Demikian pula halnya pada hari2 menjelang perang Uhud. Nabi
(saw) terpaksa meredam semangat jihad anak2 dengan cara mengembalikan mereka ke
rumah2 orangtua mereka masing2. Diantara mereka adalah Abdullah bin Umar (ra),
Zaid bin Tsabit (ra), Usamah bin Zaid (ra), Zaid bin Arqam (ra), Barra bin Azib
(ra), Amr bin Hizam (ra), Usaid bin Zhuhair (ra), Urabah bin Aus (ra), Abu
Sa'id al Khudri (ra), Samurah bin Jundub (ra) dan Rafi' bin Khadij (ra).
Tentu saja, anak2 tersebut merasa sangat kecewa. Dan melihat
kekecewaan anaknya, maka Khadij (ra) berusaha untuk membela anaknya agar dia
tetap dapat pergi ke medan perang. Khadij (ra) berkata, "Rafi' anak saya
ini pandai memanah." Dan seiring dengan pembelaan ayahnya tersebut, dengan
semangat baja, Rafi' menjijitkan kakinya agar terlihat lebih tinggi. Dan
selanjutnya Rasulullah (saw) mengizinkan Rafi' bin Khadij (ra) ikut berperang.
Melihat keberhasilan Rafi' (ra), maka Samurah bin Jundub
(ra) merayu ayah tirinya, Murrah bin Sinan (ra), "Ayah, Rafi'
diperbolehkan ikut berperang, sedangkan saya tidak, padahal saya lebih kuat
daripadanya. Jika adu tanding, pasti saya dapat mengalahkannya."

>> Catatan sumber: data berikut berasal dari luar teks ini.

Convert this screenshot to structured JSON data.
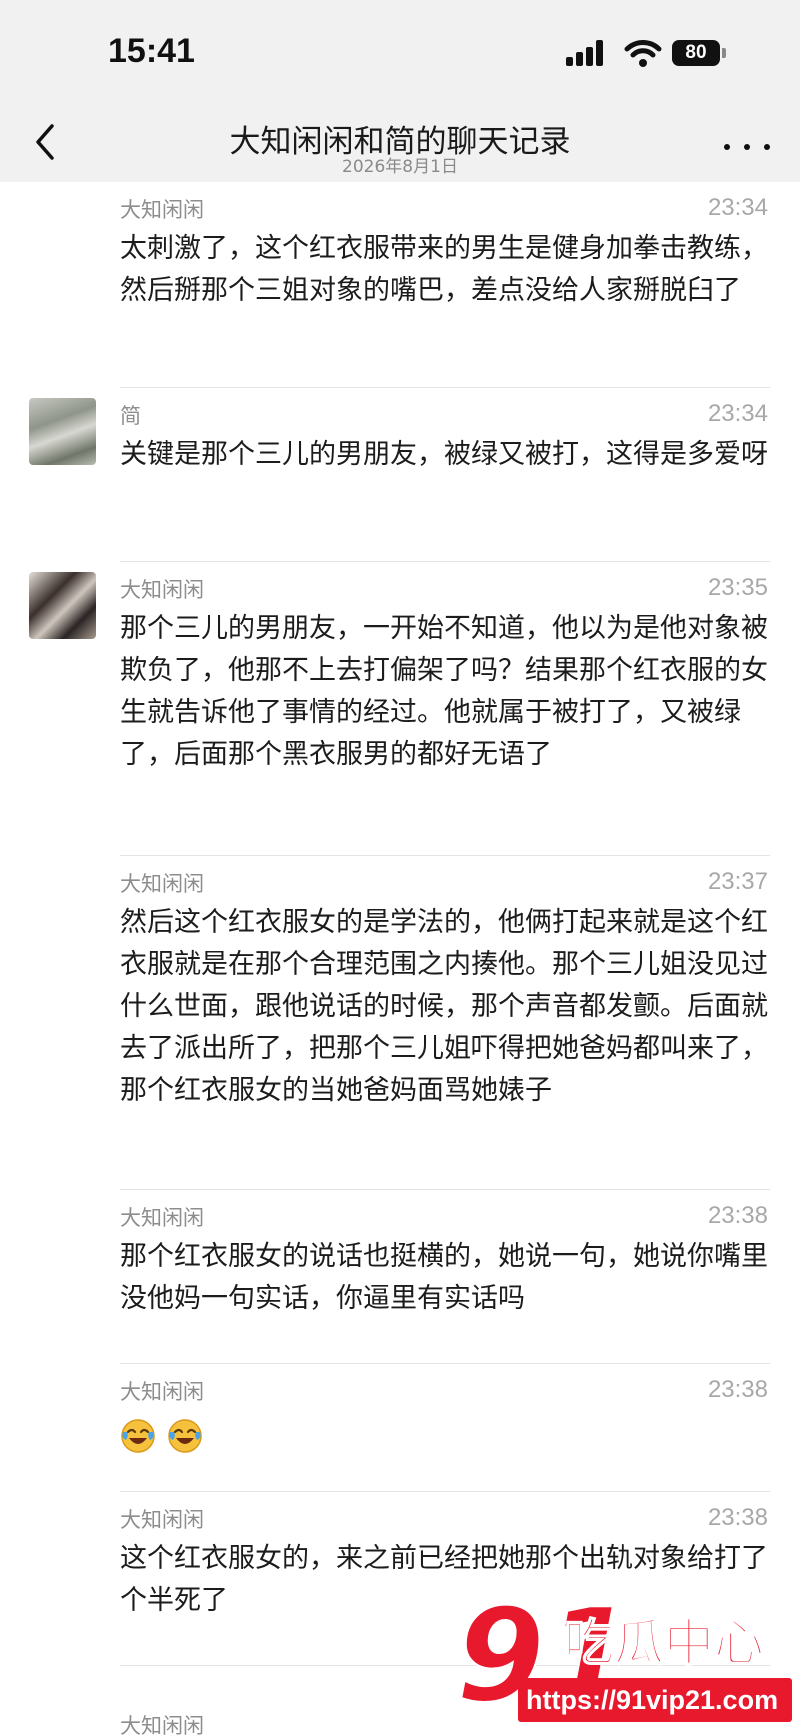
{
  "status_bar": {
    "time": "15:41",
    "battery": "80"
  },
  "nav": {
    "title": "大知闲闲和简的聊天记录",
    "date": "2026年8月1日"
  },
  "messages": [
    {
      "sender": "大知闲闲",
      "time": "23:34",
      "text": "太刺激了，这个红衣服带来的男生是健身加拳击教练，然后掰那个三姐对象的嘴巴，差点没给人家掰脱臼了"
    },
    {
      "sender": "简",
      "time": "23:34",
      "text": "关键是那个三儿的男朋友，被绿又被打，这得是多爱呀"
    },
    {
      "sender": "大知闲闲",
      "time": "23:35",
      "text": "那个三儿的男朋友，一开始不知道，他以为是他对象被欺负了，他那不上去打偏架了吗？结果那个红衣服的女生就告诉他了事情的经过。他就属于被打了，又被绿了，后面那个黑衣服男的都好无语了"
    },
    {
      "sender": "大知闲闲",
      "time": "23:37",
      "text": "然后这个红衣服女的是学法的，他俩打起来就是这个红衣服就是在那个合理范围之内揍他。那个三儿姐没见过什么世面，跟他说话的时候，那个声音都发颤。后面就去了派出所了，把那个三儿姐吓得把她爸妈都叫来了，那个红衣服女的当她爸妈面骂她婊子"
    },
    {
      "sender": "大知闲闲",
      "time": "23:38",
      "text": "那个红衣服女的说话也挺横的，她说一句，她说你嘴里没他妈一句实话，你逼里有实话吗"
    },
    {
      "sender": "大知闲闲",
      "time": "23:38",
      "emojis": [
        "laughing-crying-icon",
        "laughing-crying-icon"
      ]
    },
    {
      "sender": "大知闲闲",
      "time": "23:38",
      "text": "这个红衣服女的，来之前已经把她那个出轨对象给打了个半死了"
    }
  ],
  "watermark": {
    "brand_number": "91",
    "brand_name": "吃瓜中心",
    "url": "https://91vip21.com"
  },
  "colors": {
    "bar_bg": "#f1f1f1",
    "watermark_red": "#e8182d"
  }
}
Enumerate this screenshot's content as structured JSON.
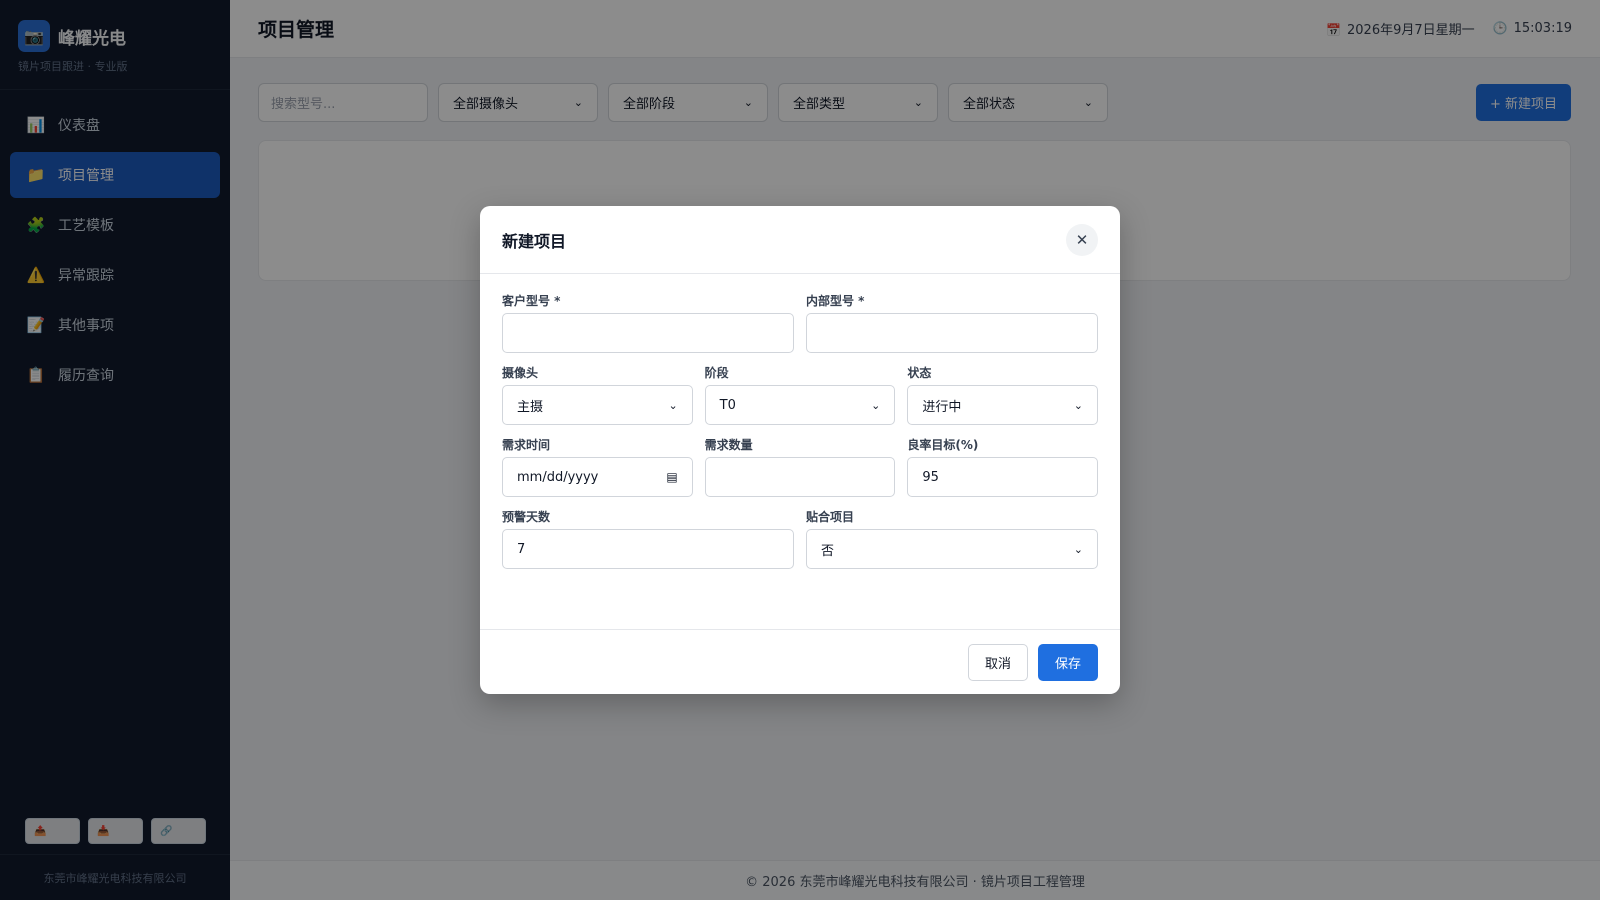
{
  "sidebar": {
    "brand_name": "峰耀光电",
    "brand_sub": "镜片项目跟进 · 专业版",
    "items": [
      {
        "label": "仪表盘",
        "icon": "📊"
      },
      {
        "label": "项目管理",
        "icon": "📁"
      },
      {
        "label": "工艺模板",
        "icon": "🧩"
      },
      {
        "label": "异常跟踪",
        "icon": "⚠️"
      },
      {
        "label": "其他事项",
        "icon": "📝"
      },
      {
        "label": "履历查询",
        "icon": "📋"
      }
    ],
    "tools": [
      "📤",
      "📥",
      "🔗"
    ],
    "footer": "东莞市峰耀光电科技有限公司"
  },
  "topbar": {
    "title": "项目管理",
    "date": "2026年9月7日星期一",
    "time": "15:03:19"
  },
  "filters": {
    "search_placeholder": "搜索型号...",
    "camera": "全部摄像头",
    "stage": "全部阶段",
    "type": "全部类型",
    "status": "全部状态",
    "new_button": "+ 新建项目"
  },
  "footer": "© 2026 东莞市峰耀光电科技有限公司 · 镜片项目工程管理",
  "modal": {
    "title": "新建项目",
    "customer_model_label": "客户型号 *",
    "customer_model_value": "",
    "internal_model_label": "内部型号 *",
    "internal_model_value": "",
    "camera_label": "摄像头",
    "camera_value": "主摄",
    "stage_label": "阶段",
    "stage_value": "T0",
    "status_label": "状态",
    "status_value": "进行中",
    "demand_time_label": "需求时间",
    "demand_time_value": "mm/dd/yyyy",
    "demand_qty_label": "需求数量",
    "demand_qty_value": "",
    "yield_target_label": "良率目标(%)",
    "yield_target_value": "95",
    "warning_days_label": "预警天数",
    "warning_days_value": "7",
    "bonding_label": "贴合项目",
    "bonding_value": "否",
    "cancel_label": "取消",
    "save_label": "保存"
  }
}
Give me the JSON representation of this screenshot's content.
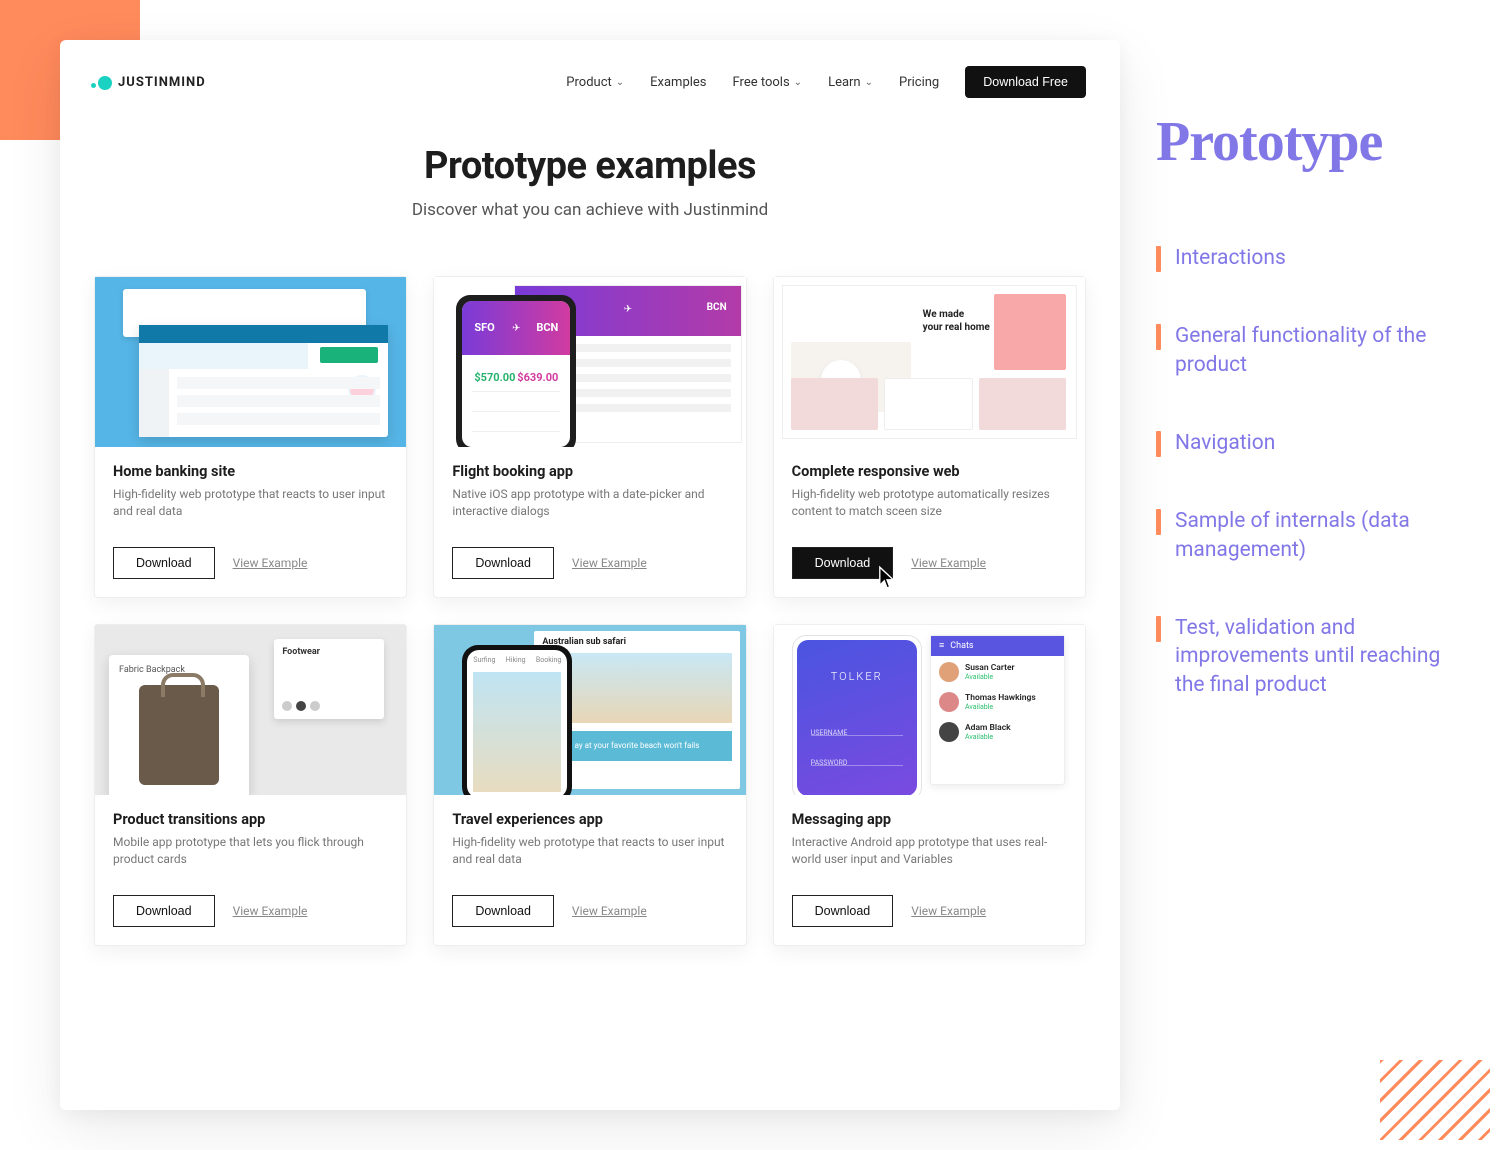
{
  "brand": {
    "name": "JUSTINMIND"
  },
  "nav": {
    "product": "Product",
    "examples": "Examples",
    "free_tools": "Free tools",
    "learn": "Learn",
    "pricing": "Pricing",
    "download": "Download Free"
  },
  "hero": {
    "title": "Prototype examples",
    "subtitle": "Discover what you can achieve with Justinmind"
  },
  "labels": {
    "download": "Download",
    "view": "View Example"
  },
  "cards": [
    {
      "title": "Home banking site",
      "desc": "High-fidelity web prototype that reacts to user input and real data"
    },
    {
      "title": "Flight booking app",
      "desc": "Native iOS app prototype with a date-picker and interactive dialogs",
      "codes": {
        "from": "SFO",
        "to": "BCN",
        "price_left": "$570.00",
        "price_right": "$639.00"
      }
    },
    {
      "title": "Complete responsive web",
      "desc": "High-fidelity web prototype automatically resizes content to match sceen size",
      "hero_text": "We made\nyour real home",
      "highlight": true
    },
    {
      "title": "Product transitions app",
      "desc": "Mobile app prototype that lets you flick through product cards",
      "labels": {
        "big": "Fabric Backpack",
        "small": "Footwear"
      }
    },
    {
      "title": "Travel experiences app",
      "desc": "High-fidelity web prototype that reacts to user input and real data",
      "sheet_title": "Australian sub safari",
      "cta": "ay at your favorite beach won't fails",
      "tabs": [
        "Surfing",
        "Hiking",
        "Booking"
      ]
    },
    {
      "title": "Messaging app",
      "desc": "Interactive Android app prototype that uses real-world user input and Variables",
      "logo": "TOLKER",
      "chats_label": "Chats",
      "field_user": "USERNAME",
      "field_pass": "PASSWORD",
      "contacts": [
        {
          "name": "Susan Carter",
          "status": "Available",
          "color": "#e0a078"
        },
        {
          "name": "Thomas Hawkings",
          "status": "Available",
          "color": "#d88"
        },
        {
          "name": "Adam Black",
          "status": "Available",
          "color": "#444"
        }
      ]
    }
  ],
  "explainer": {
    "heading": "Prototype",
    "bullets": [
      "Interactions",
      "General functionality of the product",
      "Navigation",
      "Sample of internals (data management)",
      "Test, validation and improvements until reaching the final product"
    ]
  }
}
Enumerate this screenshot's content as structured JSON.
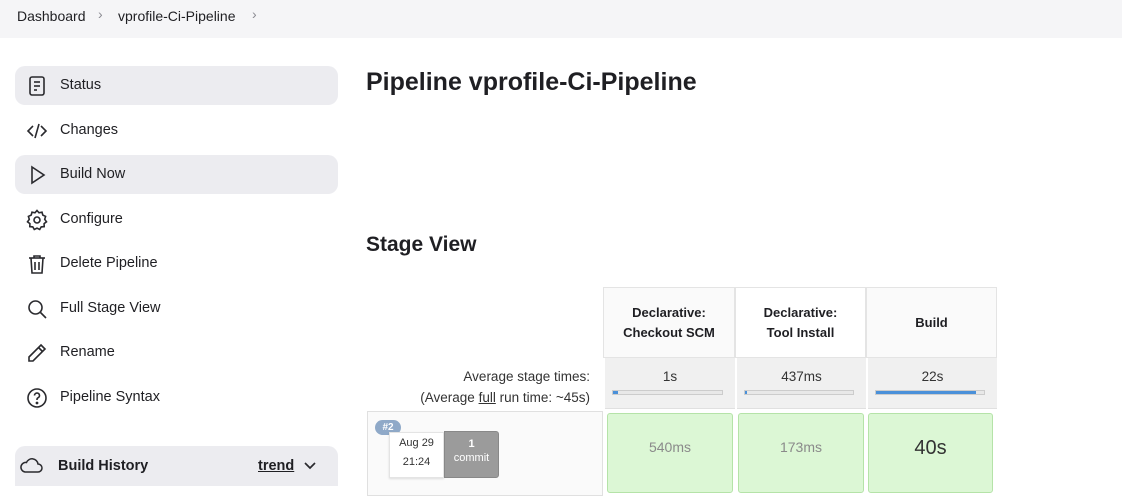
{
  "breadcrumb": {
    "items": [
      "Dashboard",
      "vprofile-Ci-Pipeline"
    ],
    "separator": ">"
  },
  "sidebar": {
    "items": [
      {
        "label": "Status",
        "icon": "document-icon",
        "active": true
      },
      {
        "label": "Changes",
        "icon": "code-icon",
        "active": false
      },
      {
        "label": "Build Now",
        "icon": "play-icon",
        "active": true
      },
      {
        "label": "Configure",
        "icon": "gear-icon",
        "active": false
      },
      {
        "label": "Delete Pipeline",
        "icon": "trash-icon",
        "active": false
      },
      {
        "label": "Full Stage View",
        "icon": "search-icon",
        "active": false
      },
      {
        "label": "Rename",
        "icon": "pencil-icon",
        "active": false
      },
      {
        "label": "Pipeline Syntax",
        "icon": "help-icon",
        "active": false
      }
    ],
    "build_history": {
      "label": "Build History",
      "trend": "trend",
      "icon": "cloud-icon"
    }
  },
  "main": {
    "title": "Pipeline vprofile-Ci-Pipeline",
    "stage_view_title": "Stage View"
  },
  "stage_view": {
    "stages": [
      {
        "line1": "Declarative:",
        "line2": "Checkout SCM",
        "avg": "1s",
        "avg_fraction": 0.05
      },
      {
        "line1": "Declarative:",
        "line2": "Tool Install",
        "avg": "437ms",
        "avg_fraction": 0.02
      },
      {
        "line1": "",
        "line2": "Build",
        "avg": "22s",
        "avg_fraction": 0.93
      }
    ],
    "avg_label_line1": "Average stage times:",
    "avg_label_prefix": "(Average ",
    "avg_label_link": "full",
    "avg_label_suffix": " run time: ~45s)",
    "run": {
      "badge": "#2",
      "date": "Aug 29",
      "time": "21:24",
      "commit_count": "1",
      "commit_label": "commit",
      "durations": [
        "540ms",
        "173ms",
        "40s"
      ]
    }
  },
  "colors": {
    "success_cell": "#dcf7d5",
    "progress_fill": "#4a90d9",
    "active_bg": "#ececf0",
    "badge": "#8fa9c8"
  }
}
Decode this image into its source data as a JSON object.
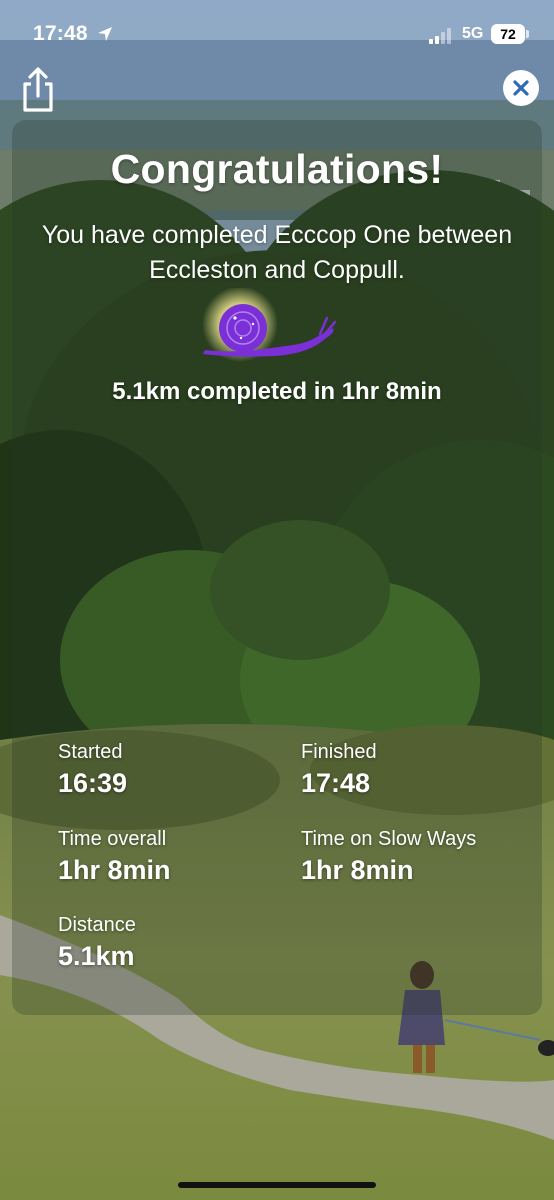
{
  "status_bar": {
    "time": "17:48",
    "network": "5G",
    "battery": "72",
    "icons": [
      "location-arrow-icon",
      "signal-bars-icon",
      "battery-icon"
    ]
  },
  "toolbar": {
    "share_icon": "share-icon",
    "close_icon": "close-icon"
  },
  "congrats": {
    "title": "Congratulations!",
    "subtitle": "You have completed Ecccop One between Eccleston and Coppull.",
    "badge_icon": "snail-icon",
    "summary": "5.1km completed in 1hr 8min"
  },
  "stats": {
    "started": {
      "label": "Started",
      "value": "16:39"
    },
    "finished": {
      "label": "Finished",
      "value": "17:48"
    },
    "time_overall": {
      "label": "Time overall",
      "value": "1hr 8min"
    },
    "time_on_slow_ways": {
      "label": "Time on Slow Ways",
      "value": "1hr 8min"
    },
    "distance": {
      "label": "Distance",
      "value": "5.1km"
    }
  },
  "colors": {
    "text": "#ffffff",
    "badge_purple": "#7b2fd6",
    "badge_glow": "#fff7b0",
    "close_button_bg": "#ffffff",
    "close_icon": "#2f6bb5"
  }
}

Rasulullah (saw) memperkenankan usulannya, sehingga keduanya
ditandingkan di hadapan beliau. Ternyata Samurah bin Jundub (ra) dapat
mengalahkan Rafi' bin Khadij (ra). Kemudian Samurah diizinkan beliau untuk ikut
berperang.
Pertandingan itu benar2 membangkitkan semangat anak2 yang
lain, sehingga banyak diantara mereka yang kembali mengajukan permohonan kepada
Nabi (saw) agar mereka diijinkan untuk ikut berperang. Bagaimanapun akhirnya
Nabi (saw) hanya membenarkan beberapa anak saja yang dapat menyertai peperangan
ini. Subhanallah.
Catatan kaki:
[1] "Sesungguhnya Allah menyukai orang2 yang berperang
di jalan-Nya dalam barisan yang teratur se-akan2 mereka seperti suatu bangunan
yang tersusun kokoh." (Qs ash Shaff 61:4).